Federated Learning at the Forefront of Fairness: A Multifaceted Perspective

Fairness in Federated Learning (FL) is emerging as a critical factor driven by heterogeneous clients’ constraints and balanced model performance across various scenarios. In this survey, we delineate a comprehensive classification of the state-of-the-art fairness-aware approaches from a multifaceted perspective, i.e., model performance-oriented and capability-oriented. Moreover, we provide a framework to categorize and address various fairness concerns and associated technical aspects, examining their effectiveness in balancing equity and performance within FL frameworks. We further examine several significant evaluation metrics leveraged to measure fairness quantitatively. Finally, we explore exciting open research directions and propose prospective solutions that could drive future advancements in this important area, laying a solid foundation for researchers working toward fairness in FL.

💡 Research Summary

Federated Learning (FL) has emerged as a powerful paradigm for training machine‑learning models across a multitude of edge devices while keeping raw data locally, thereby preserving privacy and reducing communication overhead. However, the inherent heterogeneity of participating clients—differences in data distribution, computational power, communication bandwidth, and availability—introduces significant fairness challenges that can undermine both the effectiveness of the global model and the willingness of clients to participate.

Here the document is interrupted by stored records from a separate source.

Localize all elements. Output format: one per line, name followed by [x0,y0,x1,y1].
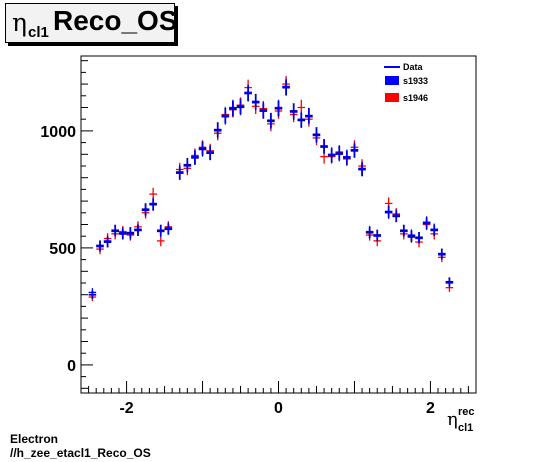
x-axis-title: η rec cl1 [447,406,475,434]
data-point [156,235,165,247]
series-s1933 [88,79,454,299]
y-tick-label: 0 [67,358,76,375]
data-point [274,99,283,116]
x-tick-label: -2 [119,400,133,417]
data-point [164,222,173,234]
data-point [156,225,165,238]
footer-line-1: Electron [10,432,59,446]
data-point [198,142,207,157]
data-point [88,288,97,297]
data-point [430,223,439,235]
series-s1946 [88,75,454,302]
y-tick-label: 500 [49,241,76,258]
data-point [305,109,313,125]
x-axis-superscript: rec [458,406,475,418]
data-point [267,114,275,130]
series-layer [88,75,454,302]
x-axis-symbol: η [447,409,458,430]
data-point [312,128,321,143]
data-point [438,249,446,261]
data-point [384,206,393,219]
data-point [343,149,351,164]
title-box: η cl1 Reco_OS [5,3,178,43]
data-point [445,278,454,288]
chart-title: Reco_OS [53,5,178,36]
legend-s1933-label: s1933 [403,76,428,86]
legend-s1946-label: s1946 [403,93,428,103]
title-eta-symbol: η [12,8,27,37]
data-point [111,225,119,238]
x-tick-label: 0 [274,400,283,417]
legend: Data s1933 s1946 [384,62,428,103]
data-point [229,99,237,116]
data-point [126,228,135,240]
data-point [134,223,142,235]
x-tick-label: 2 [426,400,435,417]
data-point [350,142,359,157]
data-point [191,149,199,164]
data-point [221,109,230,125]
data-point [392,209,401,221]
data-point [118,227,127,239]
data-point [141,204,150,217]
x-axis-subscript: cl1 [458,422,473,434]
data-point [213,123,222,139]
legend-s1933-swatch [385,76,399,85]
data-point [259,102,268,118]
data-point [236,99,245,116]
data-point [358,161,366,176]
axes: -2 0 2 0 500 1000 [40,60,469,417]
data-point [149,197,157,210]
data-point [335,147,344,162]
y-tick-label: 1000 [40,124,76,141]
data-point [103,235,112,247]
data-point [96,241,104,252]
data-point [320,140,328,155]
data-point [415,233,423,244]
data-point [282,78,290,95]
data-point [206,144,214,159]
series-data [88,78,454,297]
data-point [373,230,382,242]
legend-data-label: Data [403,62,424,72]
data-point [422,216,431,229]
data-point [327,147,336,162]
data-point [289,104,298,120]
data-point [297,111,306,127]
footer-line-2: //h_zee_etacl1_Reco_OS [10,446,151,460]
title-subscript: cl1 [28,24,49,41]
legend-s1946-swatch [385,93,399,102]
data-point [400,225,408,238]
data-point [251,95,260,111]
data-point [183,159,192,173]
data-point [244,84,252,101]
data-point [407,229,416,241]
data-point [175,165,184,179]
data-point [365,225,374,238]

This survey provides the first comprehensive taxonomy that classifies fairness‑aware FL approaches along two orthogonal dimensions: model‑performance‑oriented and capability‑oriented methods. The authors first enumerate a rich set of fairness notions that have appeared in the literature, including client‑level fairness (equal participation), group fairness (equal performance across demographic groups), performance‑distribution fairness (uniform accuracy across clients), good‑intent fairness (minimizing worst‑case loss for protected groups), contribution‑based fairness (rewarding clients proportionally to their contribution), regret and expectation fairness (balancing incentive timing).

Model‑performance‑oriented approaches aim to ensure that the global model delivers comparable predictive quality to all clients regardless of data or resource disparities. The survey groups these methods into four categories:

1. Fairness‑as‑Optimization – Techniques such as FedISM and FedLF formulate single‑ or multi‑objective optimization problems that embed fairness constraints (e.g., sharpness‑aware loss, layer‑wise gradient alignment) to prevent any single client from dominating the model update.

2. Fairness‑aware Aggregation – Algorithms like FedHEAL and FairFed modify the server‑side aggregation step by weighting updates based on fairness metrics, discarding harmful updates, or aligning gradients to reduce domain bias.

3. Model Personalization for Fairness – Methods such as ShapFed‑W, DBE, and other personalization frameworks tailor model components to clients with similar data distributions, using tools like Shapley values or bidirectional knowledge transfer to mitigate representation bias.

4. Fairness‑aware Performance Evaluation – Beyond traditional statistical parity and equal‑opportunity measures, the survey highlights recent work (e.g., GLFOP) that decomposes unfairness into unique, redundant, and masked components, and even introduces adversarial scenarios (EAB‑FL) where malicious clients amplify group bias while preserving overall utility.

Capability‑oriented approaches focus on the structural inequities that arise from heterogeneous client resources. The authors discuss fair participant selection mechanisms that consider bandwidth, computation, and data volume when forming the initial client pool and when sampling per‑round participants. They also cover fair resource allocation and contribution scaling strategies that prevent high‑capacity devices from monopolizing the learning process, thereby preserving inclusivity for low‑resource participants.

The survey then surveys fairness evaluation metrics employed in FL research. In addition to classic metrics (Statistical Parity Difference, Equal Opportunity Difference), newer information‑theoretic metrics (Unique/Redundant/Masked Disparity) and multi‑objective trade‑off formulations are described, providing a richer quantitative toolkit for researchers.

Finally, the paper identifies several open challenges and future research directions:

• Unified frameworks that jointly optimize model‑performance fairness and capability fairness are still lacking.
• Dynamic adaptation to time‑varying client conditions (e.g., fluctuating bandwidth or battery) remains an open problem.
• Fairness‑privacy trade‑offs need systematic study, especially under differential privacy constraints.
• Standardized benchmarks covering diverse data modalities, device heterogeneity, and fairness scenarios are necessary for reproducible evaluation.
• Security‑fairness interplay (e.g., model‑poisoning attacks that target specific demographic groups) calls for defenses that simultaneously address robustness and equity.

In summary, this survey systematically maps the current landscape of fairness in federated learning, expands the discussion beyond client selection to include model performance disparities, and outlines a clear agenda for advancing equitable, robust, and scalable FL systems.